Compensating Transactions in Distributed Systems

A practical guide to designing and implementing compensating transactions for distributed workflows, including semantic rollback strategies and failure handling in TypeScript.

technical11 min readBy Klivvr Engineering
Share:

In a traditional monolithic application backed by a single database, rolling back a failed operation is straightforward: issue a ROLLBACK command and the database undoes everything. In a distributed system where a single business operation spans multiple services, each with its own database, there is no global ROLLBACK. Once a local transaction in one service has committed, it cannot be magically undone by another service.
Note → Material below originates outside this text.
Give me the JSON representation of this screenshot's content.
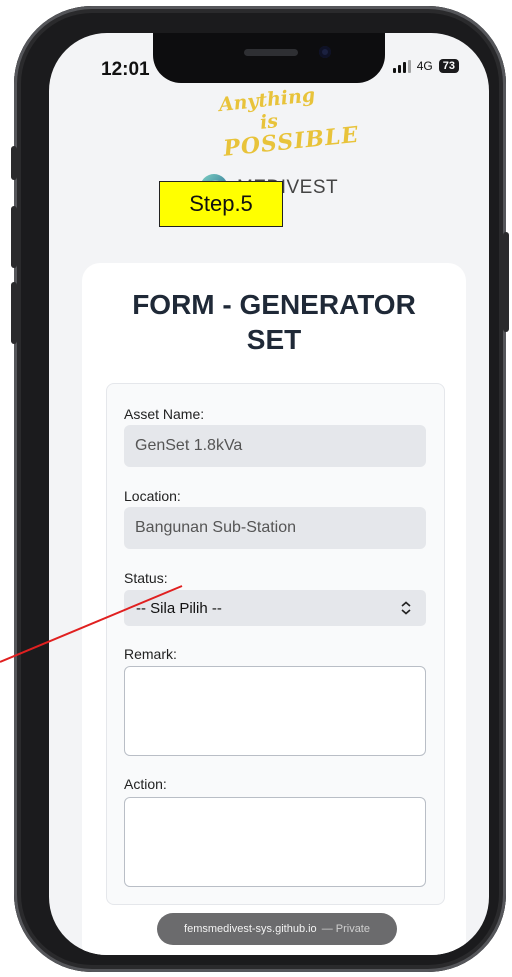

Compensating transactions fill this gap. A compensating transaction is an operation that semantically reverses the effect of a previously committed transaction. It does not restore the exact previous state in the way a database rollback does. Instead, it performs a new operation whose business effect cancels out the original. Cancelling a flight booking is a compensating transaction for creating that booking. Issuing a refund is a compensating transaction for charging a payment.
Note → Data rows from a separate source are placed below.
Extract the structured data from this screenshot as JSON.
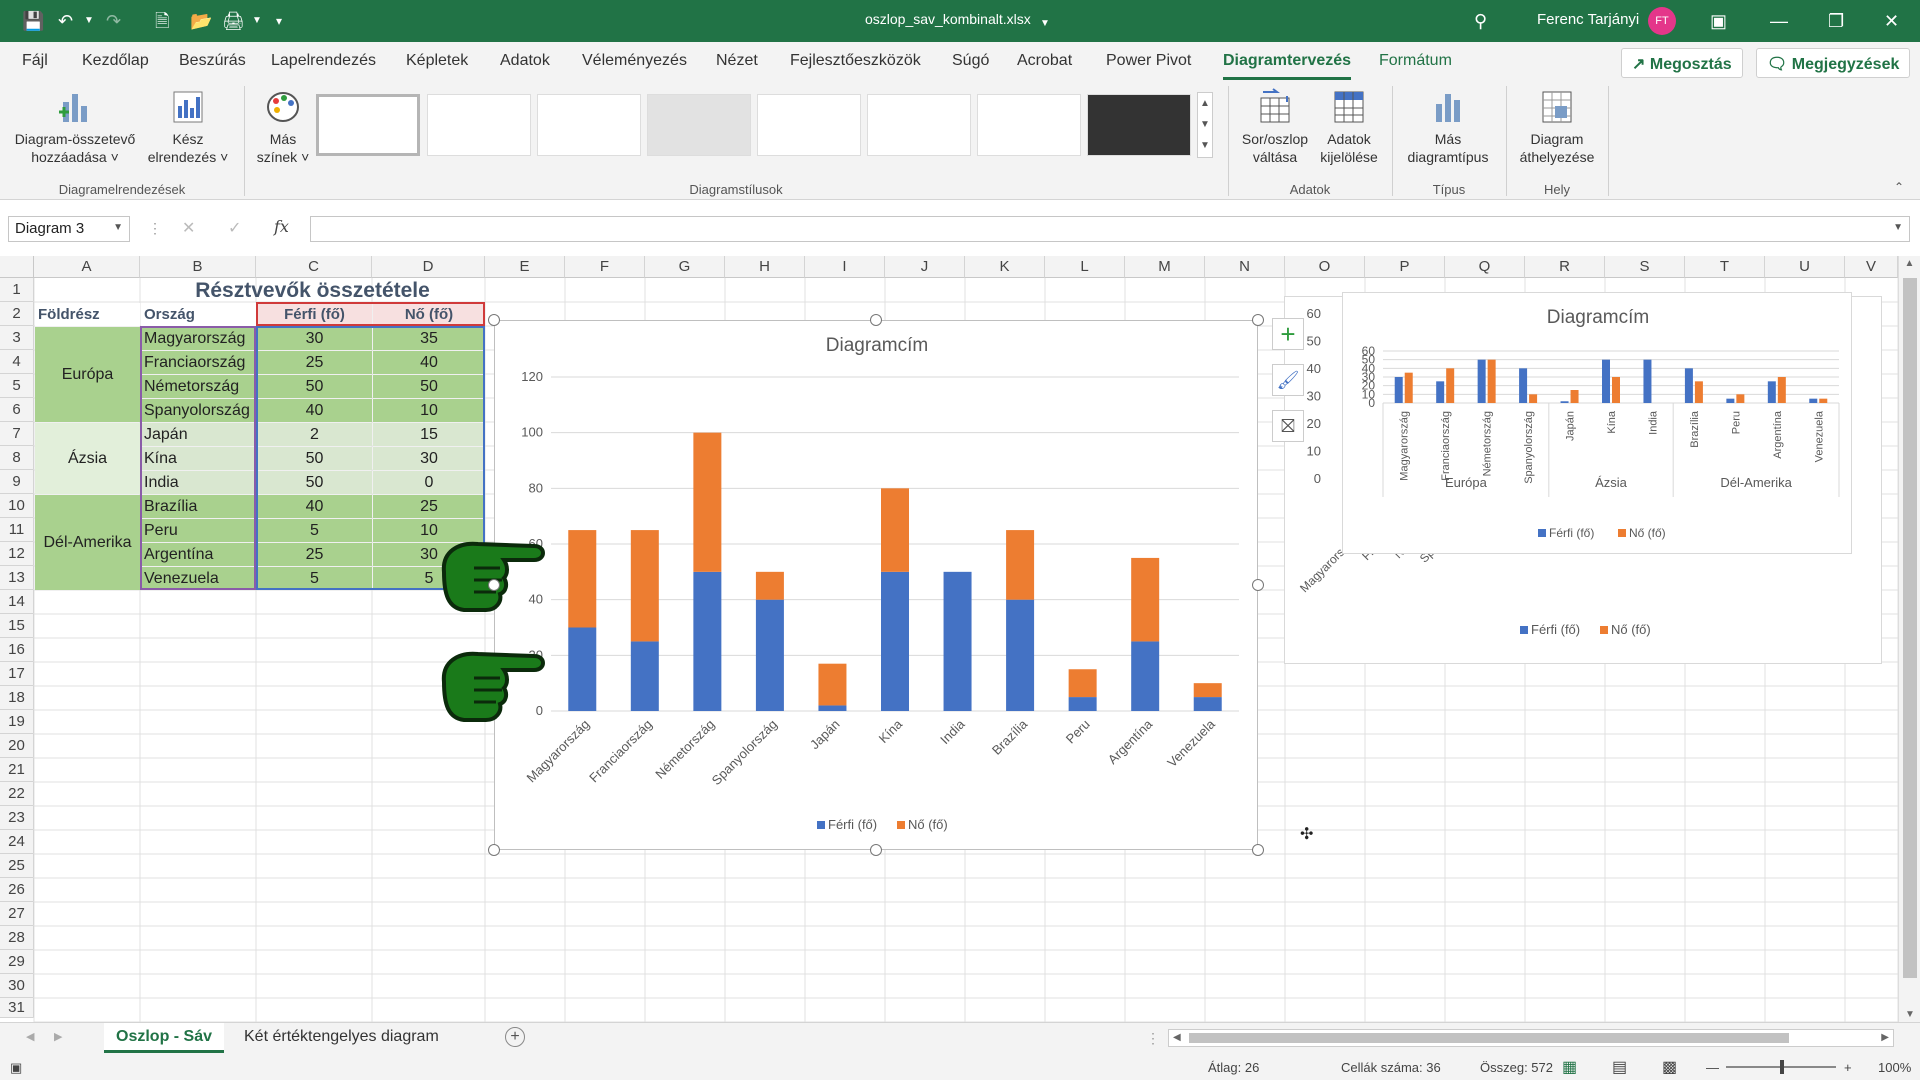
{
  "title_bar": {
    "filename": "oszlop_sav_kombinalt.xlsx",
    "user": "Ferenc Tarjányi",
    "avatar": "FT"
  },
  "ribbon_tabs": [
    "Fájl",
    "Kezdőlap",
    "Beszúrás",
    "Lapelrendezés",
    "Képletek",
    "Adatok",
    "Véleményezés",
    "Nézet",
    "Fejlesztőeszközök",
    "Súgó",
    "Acrobat",
    "Power Pivot",
    "Diagramtervezés",
    "Formátum"
  ],
  "share_label": "Megosztás",
  "comments_label": "Megjegyzések",
  "ribbon": {
    "add_element_1": "Diagram-összetevő",
    "add_element_2": "hozzáadása",
    "quick_layout_1": "Kész",
    "quick_layout_2": "elrendezés",
    "colors_1": "Más",
    "colors_2": "színek",
    "switch_1": "Sor/oszlop",
    "switch_2": "váltása",
    "select_data_1": "Adatok",
    "select_data_2": "kijelölése",
    "change_type_1": "Más",
    "change_type_2": "diagramtípus",
    "move_1": "Diagram",
    "move_2": "áthelyezése",
    "groups": {
      "layouts": "Diagramelrendezések",
      "styles": "Diagramstílusok",
      "data": "Adatok",
      "type": "Típus",
      "location": "Hely"
    }
  },
  "name_box": "Diagram 3",
  "fx_label": "fx",
  "columns": [
    "A",
    "B",
    "C",
    "D",
    "E",
    "F",
    "G",
    "H",
    "I",
    "J",
    "K",
    "L",
    "M",
    "N",
    "O",
    "P",
    "Q",
    "R",
    "S",
    "T",
    "U",
    "V"
  ],
  "rows": [
    "1",
    "2",
    "3",
    "4",
    "5",
    "6",
    "7",
    "8",
    "9",
    "10",
    "11",
    "12",
    "13",
    "14",
    "15",
    "16",
    "17",
    "18",
    "19",
    "20",
    "21",
    "22",
    "23",
    "24",
    "25",
    "26",
    "27",
    "28",
    "29",
    "30",
    "31"
  ],
  "table": {
    "title": "Résztvevők összetétele",
    "headers": [
      "Földrész",
      "Ország",
      "Férfi (fő)",
      "Nő (fő)"
    ],
    "groups": [
      {
        "name": "Európa",
        "rows": [
          [
            "Magyarország",
            "30",
            "35"
          ],
          [
            "Franciaország",
            "25",
            "40"
          ],
          [
            "Németország",
            "50",
            "50"
          ],
          [
            "Spanyolország",
            "40",
            "10"
          ]
        ]
      },
      {
        "name": "Ázsia",
        "rows": [
          [
            "Japán",
            "2",
            "15"
          ],
          [
            "Kína",
            "50",
            "30"
          ],
          [
            "India",
            "50",
            "0"
          ]
        ]
      },
      {
        "name": "Dél-Amerika",
        "rows": [
          [
            "Brazília",
            "40",
            "25"
          ],
          [
            "Peru",
            "5",
            "10"
          ],
          [
            "Argentína",
            "25",
            "30"
          ],
          [
            "Venezuela",
            "5",
            "5"
          ]
        ]
      }
    ]
  },
  "chart_data": [
    {
      "type": "bar",
      "stacked": true,
      "title": "Diagramcím",
      "categories": [
        "Magyarország",
        "Franciaország",
        "Németország",
        "Spanyolország",
        "Japán",
        "Kína",
        "India",
        "Brazília",
        "Peru",
        "Argentína",
        "Venezuela"
      ],
      "series": [
        {
          "name": "Férfi (fő)",
          "values": [
            30,
            25,
            50,
            40,
            2,
            50,
            50,
            40,
            5,
            25,
            5
          ],
          "color": "#4472c4"
        },
        {
          "name": "Nő (fő)",
          "values": [
            35,
            40,
            50,
            10,
            15,
            30,
            0,
            25,
            10,
            30,
            5
          ],
          "color": "#ed7d31"
        }
      ],
      "yticks": [
        "0",
        "20",
        "40",
        "60",
        "80",
        "100",
        "120"
      ],
      "ylim": [
        0,
        120
      ],
      "grid": true,
      "legend": "bottom"
    },
    {
      "type": "bar",
      "stacked": false,
      "title": "Diagramcím",
      "categories": [
        "Magyarország",
        "Franciaország",
        "Németország",
        "Spanyolország",
        "Japán",
        "Kína",
        "India",
        "Brazília",
        "Peru",
        "Argentína",
        "Venezuela"
      ],
      "groups": [
        "Európa",
        "Ázsia",
        "Dél-Amerika"
      ],
      "series": [
        {
          "name": "Férfi (fő)",
          "values": [
            30,
            25,
            50,
            40,
            2,
            50,
            50,
            40,
            5,
            25,
            5
          ],
          "color": "#4472c4"
        },
        {
          "name": "Nő (fő)",
          "values": [
            35,
            40,
            50,
            10,
            15,
            30,
            0,
            25,
            10,
            30,
            5
          ],
          "color": "#ed7d31"
        }
      ],
      "yticks": [
        "0",
        "10",
        "20",
        "30",
        "40",
        "50",
        "60"
      ],
      "ylim": [
        0,
        60
      ],
      "grid": true,
      "legend": "bottom"
    }
  ],
  "back_chart": {
    "yticks": [
      "0",
      "10",
      "20",
      "30",
      "40",
      "50",
      "60"
    ],
    "partial_labels": [
      "Magyarors",
      "Fr",
      "N",
      "Sp"
    ]
  },
  "sheet_tabs": [
    "Oszlop - Sáv",
    "Két értéktengelyes diagram"
  ],
  "status": {
    "average": "Átlag: 26",
    "count": "Cellák száma: 36",
    "sum": "Összeg: 572",
    "zoom": "100%"
  }
}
This distinction matters. A database rollback is invisible to the outside world. A compensating transaction is a visible business operation with its own effects, audit trail, and potential for failure. Understanding and embracing this difference is key to building robust distributed workflows.
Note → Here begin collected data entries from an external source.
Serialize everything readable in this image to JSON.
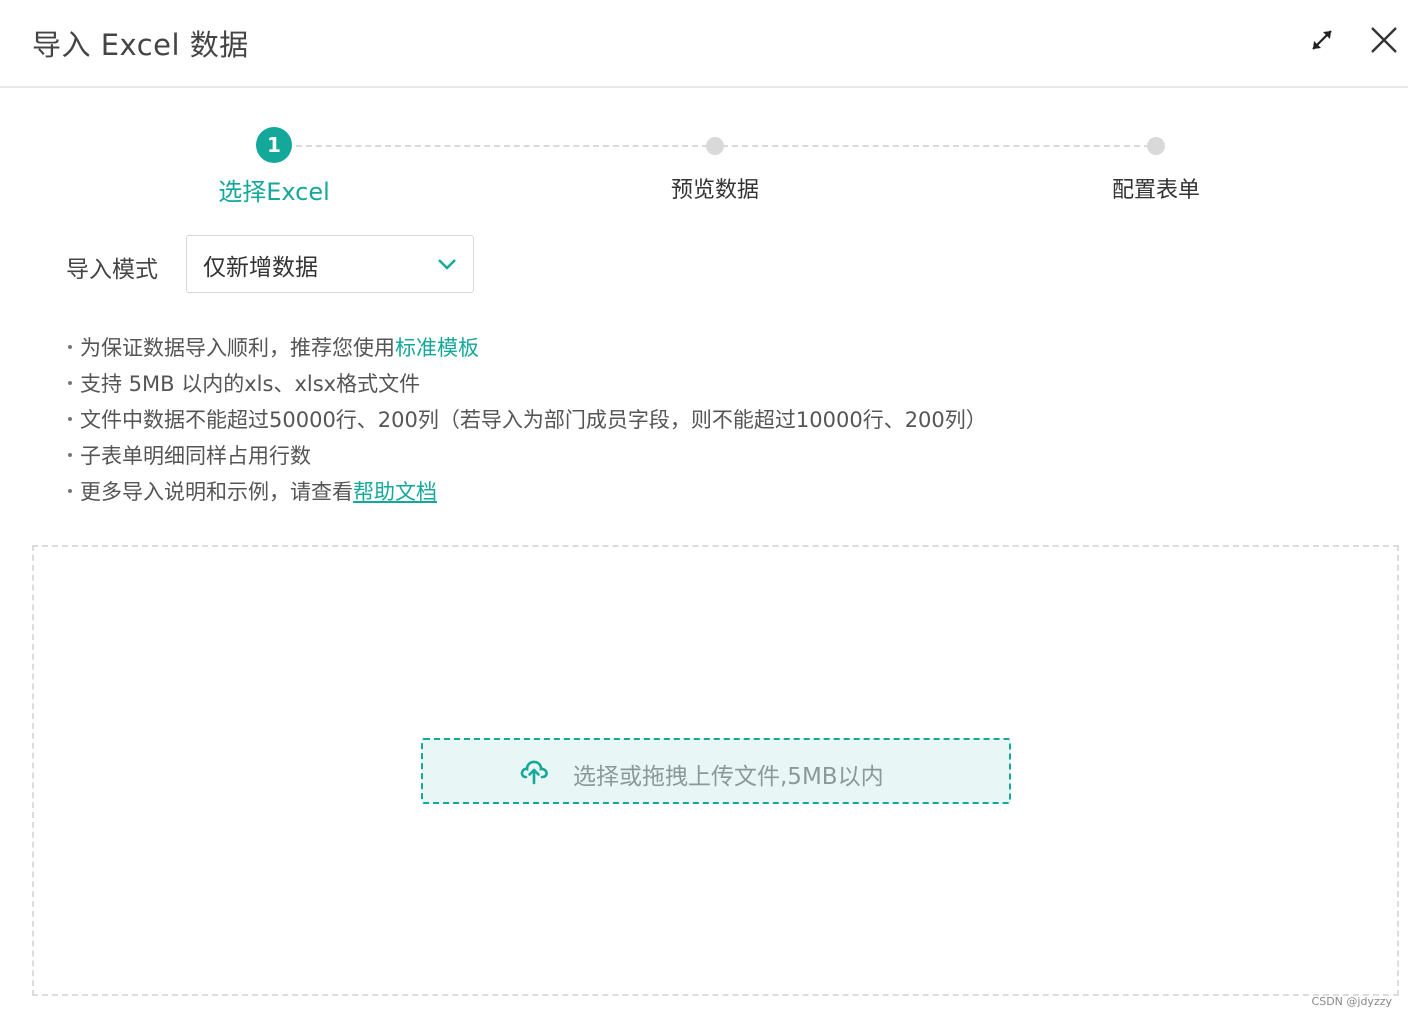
{
  "dialog": {
    "title": "导入 Excel 数据"
  },
  "steps": [
    {
      "number": "1",
      "label": "选择Excel",
      "state": "active"
    },
    {
      "label": "预览数据",
      "state": "pending"
    },
    {
      "label": "配置表单",
      "state": "pending"
    }
  ],
  "import_mode": {
    "label": "导入模式",
    "selected": "仅新增数据"
  },
  "tips": {
    "tip1_text": "为保证数据导入顺利，推荐您使用",
    "tip1_link": "标准模板",
    "tip2": "支持 5MB 以内的xls、xlsx格式文件",
    "tip3": "文件中数据不能超过50000行、200列（若导入为部门成员字段，则不能超过10000行、200列）",
    "tip4": "子表单明细同样占用行数",
    "tip5_text": "更多导入说明和示例，请查看",
    "tip5_link": "帮助文档"
  },
  "upload": {
    "label": "选择或拖拽上传文件,5MB以内",
    "icon": "cloud-upload-icon"
  },
  "watermark": "CSDN @jdyzzy",
  "colors": {
    "accent": "#14a89a",
    "upload_bg": "#e8f6f5"
  }
}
Designing Compensating Actions

Not every operation has a natural compensating action. The first step in designing compensations is to categorize your operations by their reversibility.

// Category 1: Fully reversible operations
// The compensation perfectly undoes the original action
interface FullyReversible {
  execute: () => Promise<void>;
  compensate: () => Promise<void>;
}
 
// Example: Inventory reservation
const reserveInventory: FullyReversible = {
  execute: async () => {
    await inventoryService.reserve(orderId, items);
  },
  compensate: async () => {
    await inventoryService.release(orderId, items);
  },
};
 
// Category 2: Partially reversible operations
// The compensation approximates undoing the original action
// but some effects cannot be fully reversed
interface PartiallyReversible {
  execute: () => Promise<void>;
  compensate: () => Promise<void>;
  residualEffects: string[];
}
 
// Example: Payment charge (refund does not undo processing fees)
const chargePayment: PartiallyReversible = {
  execute: async () => {
    await paymentService.charge(orderId, amount);
  },
  compensate: async () => {
    await paymentService.refund(orderId, amount);
    // Note: payment processor fees are not refunded
  },
  residualEffects: ['Payment processing fees incurred'],
};
 
// Category 3: Irreversible operations
// No compensation is possible; must use alternative strategies
interface Irreversible {
  execute: () => Promise<void>;
  mitigate: () => Promise<void>;
  mitigation: string;
}
 
// Example: Sending an email (cannot be unsent)
const sendNotification: Irreversible = {
  execute: async () => {
    await emailService.send(customerId, 'order-confirmed', orderDetails);
  },
  mitigate: async () => {
    // Cannot unsend, but can send a correction
    await emailService.send(customerId, 'order-cancelled', cancellationDetails);
  },
  mitigation: 'Send correction email',
};

Understanding these categories helps you design workflows that sequence operations appropriately. Irreversible operations should be placed as late as possible in the workflow, after all reversible operations have succeeded. This minimizes the chance that you need to "undo" something that cannot be undone.

Implementing Compensation in Alfred

Alfred's compensation framework associates each workflow step with its compensating action and manages the compensation sequence automatically when a failure occurs.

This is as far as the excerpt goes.